A single (dimeric) protein molecule—consisting of only ~800 amino acids, or roughly ten thousand atoms—is sufficient to move long distances along a microtubule, even against considerable load. By studying the motion of single molecules of kinesin, our aim is to understand how this tiny machine works. Historically, most measurements of kinesins have focused on kinesin-1 the founding member of a diverse family of related motor proteins. Kinesin proteins are essential for vesicle transport in neurons, and chromosome movement in dividing cells. By learning how different kinesin proteins work, we take an important step toward comprehending the dynamics of living cells.

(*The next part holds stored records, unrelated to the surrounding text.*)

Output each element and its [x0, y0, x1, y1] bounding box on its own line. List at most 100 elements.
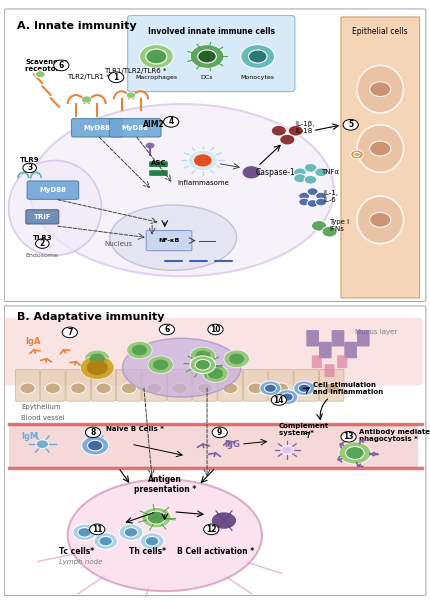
Text: Cell stimulation
and inflammation: Cell stimulation and inflammation — [312, 382, 382, 395]
Circle shape — [211, 512, 236, 529]
Circle shape — [369, 82, 390, 97]
FancyBboxPatch shape — [218, 370, 242, 401]
Text: Blood vessel: Blood vessel — [21, 415, 65, 421]
FancyBboxPatch shape — [344, 342, 356, 358]
Circle shape — [190, 356, 215, 374]
Circle shape — [144, 142, 155, 149]
Circle shape — [145, 536, 159, 546]
FancyBboxPatch shape — [27, 181, 78, 199]
Circle shape — [147, 511, 165, 524]
Circle shape — [224, 350, 249, 368]
Circle shape — [141, 508, 171, 528]
FancyBboxPatch shape — [4, 9, 425, 302]
Circle shape — [222, 383, 237, 394]
Circle shape — [62, 327, 77, 338]
Text: TLR2/TLR1 *: TLR2/TLR1 * — [68, 74, 110, 80]
Circle shape — [197, 383, 212, 394]
FancyBboxPatch shape — [66, 370, 90, 401]
Circle shape — [304, 175, 316, 184]
Circle shape — [273, 383, 288, 394]
Circle shape — [314, 168, 327, 177]
Text: Involved innate immune cells: Involved innate immune cells — [147, 27, 274, 36]
Circle shape — [207, 368, 223, 379]
Text: Epythelium: Epythelium — [21, 404, 61, 410]
Circle shape — [124, 527, 138, 537]
FancyBboxPatch shape — [91, 370, 116, 401]
Circle shape — [187, 150, 217, 171]
FancyBboxPatch shape — [127, 16, 294, 92]
FancyBboxPatch shape — [71, 119, 123, 137]
Circle shape — [35, 71, 45, 78]
Circle shape — [23, 163, 36, 173]
FancyBboxPatch shape — [149, 161, 167, 167]
Circle shape — [20, 383, 35, 394]
Circle shape — [248, 50, 267, 63]
Text: B Cell activation *: B Cell activation * — [177, 547, 253, 556]
Text: Monocytes: Monocytes — [240, 75, 274, 80]
Text: 6: 6 — [58, 61, 64, 70]
Circle shape — [270, 395, 286, 406]
Text: 12: 12 — [206, 525, 216, 534]
Circle shape — [146, 383, 162, 394]
Text: B. Adaptative immunity: B. Adaptative immunity — [17, 312, 164, 322]
Circle shape — [293, 381, 314, 395]
FancyBboxPatch shape — [336, 355, 347, 368]
Circle shape — [71, 383, 86, 394]
Circle shape — [159, 324, 174, 335]
Circle shape — [36, 239, 49, 248]
Text: Inflammasome: Inflammasome — [176, 180, 228, 186]
Text: IgA: IgA — [25, 337, 41, 346]
Circle shape — [264, 384, 276, 392]
Text: A. Innate immunity: A. Innate immunity — [17, 21, 136, 31]
Text: Lymph node: Lymph node — [59, 559, 102, 565]
Text: MyD88: MyD88 — [39, 187, 66, 193]
Text: 14: 14 — [273, 395, 283, 404]
Circle shape — [207, 324, 223, 335]
FancyBboxPatch shape — [319, 370, 343, 401]
Text: 13: 13 — [343, 432, 353, 441]
Circle shape — [87, 440, 102, 451]
FancyBboxPatch shape — [15, 370, 40, 401]
FancyBboxPatch shape — [9, 424, 417, 467]
Text: Endosome: Endosome — [25, 253, 58, 257]
Text: Tc cells*: Tc cells* — [58, 547, 93, 556]
Circle shape — [195, 359, 210, 370]
FancyBboxPatch shape — [117, 370, 141, 401]
Text: TLR1/TLR2/TLR6 *: TLR1/TLR2/TLR6 * — [104, 68, 166, 74]
Ellipse shape — [356, 65, 402, 113]
Text: TRIF: TRIF — [34, 214, 51, 220]
Circle shape — [369, 212, 390, 227]
Text: IL-1β,
IL-18: IL-1β, IL-18 — [295, 121, 314, 134]
Circle shape — [276, 390, 297, 404]
Circle shape — [315, 198, 326, 206]
Text: IL-1,
IL-6: IL-1, IL-6 — [322, 190, 338, 203]
Circle shape — [304, 163, 316, 172]
Text: 3: 3 — [27, 163, 32, 172]
Circle shape — [84, 350, 110, 368]
Circle shape — [139, 44, 173, 68]
Text: 9: 9 — [217, 428, 222, 437]
Circle shape — [310, 220, 326, 231]
Text: Scavenger
receptor *: Scavenger receptor * — [25, 59, 67, 73]
Circle shape — [242, 166, 260, 179]
Circle shape — [293, 168, 306, 177]
Circle shape — [172, 383, 187, 394]
Circle shape — [85, 427, 100, 437]
Circle shape — [298, 198, 309, 206]
FancyBboxPatch shape — [306, 330, 318, 347]
Text: 1: 1 — [114, 73, 119, 82]
Circle shape — [280, 446, 293, 454]
FancyBboxPatch shape — [109, 119, 161, 137]
FancyBboxPatch shape — [167, 370, 191, 401]
FancyBboxPatch shape — [268, 370, 292, 401]
Circle shape — [119, 524, 142, 541]
Circle shape — [147, 356, 173, 374]
Circle shape — [203, 365, 227, 382]
Text: IgG: IgG — [224, 440, 239, 449]
Ellipse shape — [356, 125, 402, 172]
FancyBboxPatch shape — [318, 342, 331, 358]
Text: MyD88: MyD88 — [83, 125, 111, 131]
Ellipse shape — [30, 104, 333, 276]
Circle shape — [96, 383, 111, 394]
Circle shape — [195, 350, 210, 361]
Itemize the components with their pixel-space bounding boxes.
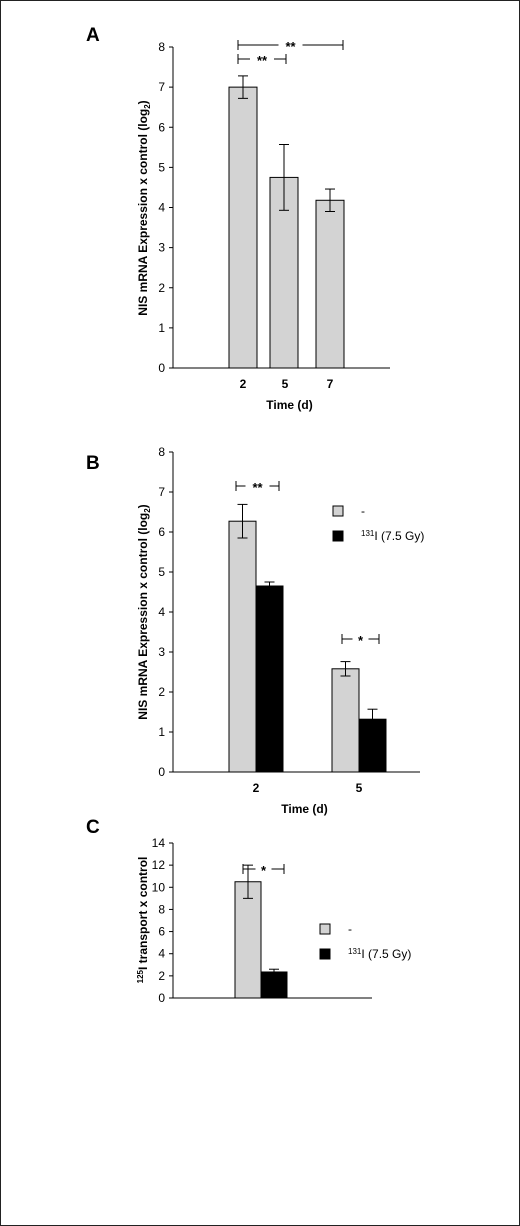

Our optical traps have become very sophisticated, with automatic feedback control that allows us to apply forces of constant magnitude and direction to the kinesin motors while they move. Studying the effect of load on the speed and regularity of kinesin's stepping motion provides clues about how motion is coupled to the biochemical events of ATP hydrolysis. For example, our data suggest that at least 3 nm of each 8 nm step occurs all at once, during a single biochemical transition. This "working stroke" must be well-aligned with the microtubule. The remaining 5 nm may occur simultaneously, or may occur after a slight (<1 ms) delay. We also find evidence for smaller (<1 nm) side-to-side motions occurring at other times in the biochemical cycle.